The picture of “talent” today is almost certainly only a piece of what it will be in 2020. Looking at the goal of prosperity – for individuals, families, businesses and communities – we see that in today’s world talent is the key economic driver for most businesses. Yet every day we hear businesses, especially manufacturers, talking about the challenges they face with the work force. A recent survey showed that 49% of U.S. employers can’t fill certain positions. How can we have a worker shortage when our unemployment rate is so high? It’s called the Skills Gap. Many of our region’s strong and successful businesses can attest to this gap. The most difficult positions to fill these days are the skilled trades (welding, electronics, machining, heating/air conditioning). Skilled trade salaries are typically $40,000-$80,000. Other labor shortages exist for engineers and IT workers, for whom wages can go significantly higher.
Finding employees who have the necessary skills is difficult, and employee training is expensive and often risky. The problem is exacerbated by the decline in manufacturing that has made many people believe it is a dead end. Actually, the only aspect of manufacturing that has declined significantly is that which required unskilled labor and very little education. Yet there’s a bias from parents who don’t want their kids to go into the skilled trades or manufacturing, and as a society we are not introducing our kids to these solid career opportunities. Manufacturing companies have become very sophisticated and highly technical. People working in manufacturing today are, for the most part, very involved in product development, problem solving, programming and process management. We need to do more to grow our talent pool for these jobs.
One of the most impactful initiatives the Grand Traverse community could undertake now is a training consortium among businesses and education. On a small scale, Michigan Works has had tremendous success with this model in communities like Charlevoix and Cadillac, where groups of companies are pooling resources to address common training needs. Michigan Works is facilitating the process whereby the business leaders design the exact content, process, numbers and timing of the training, and the education groups team up to provide it with the employers actively engaged throughout the training, even holding some of it on site in their companies.
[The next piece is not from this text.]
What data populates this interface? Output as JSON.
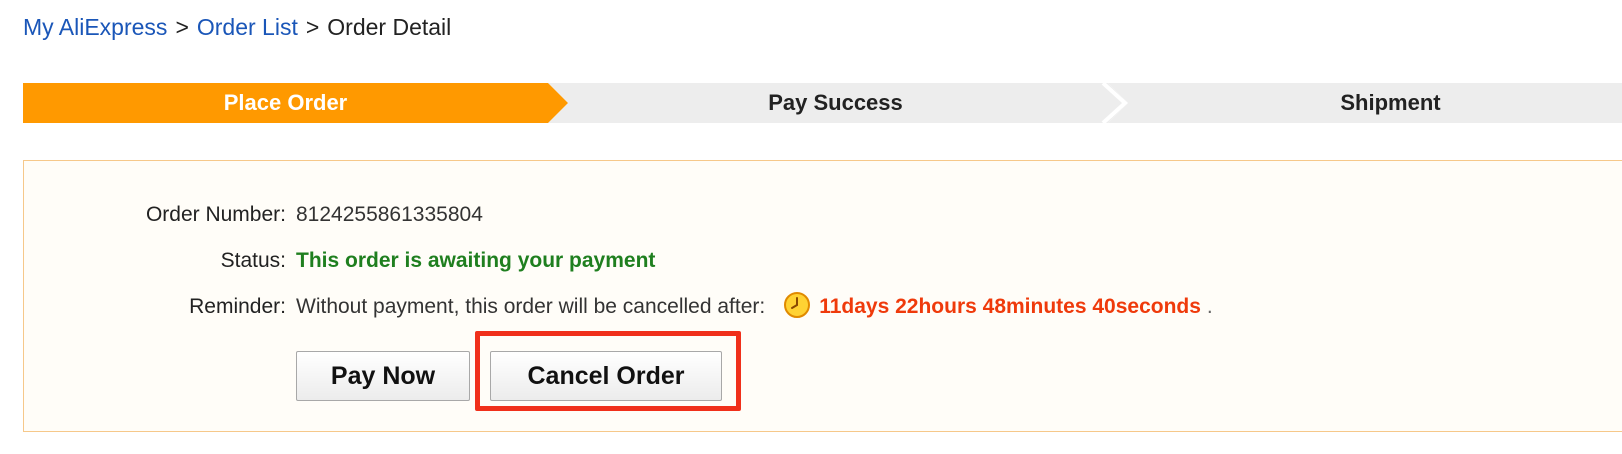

This method addresses immediate talent needs and also promotes positive information about great career opportunities.
We have excellent programs at the TBA Career Tech Center and Northwestern Michigan College that integrate academics into project-based learning for careers in manufacturing, machining, skilled trades, IT and robotics. But we need more business representatives actively telling parents, youth, school counselors and teachers about these good job opportunities. We need more short-term, intensive training programs to help fill gaps now while we build the longer-term work force pipeline. And we need more business-education partnerships that will foster company visits, internships, and other opportunities for young people to experience firsthand how academics apply in the real world. Let’s make our businesses the educational laboratories they could be. It’s an investment that would pay off for everyone involved, and it’s a sure way to help turn uncertain times into a new era of growth and prosperity.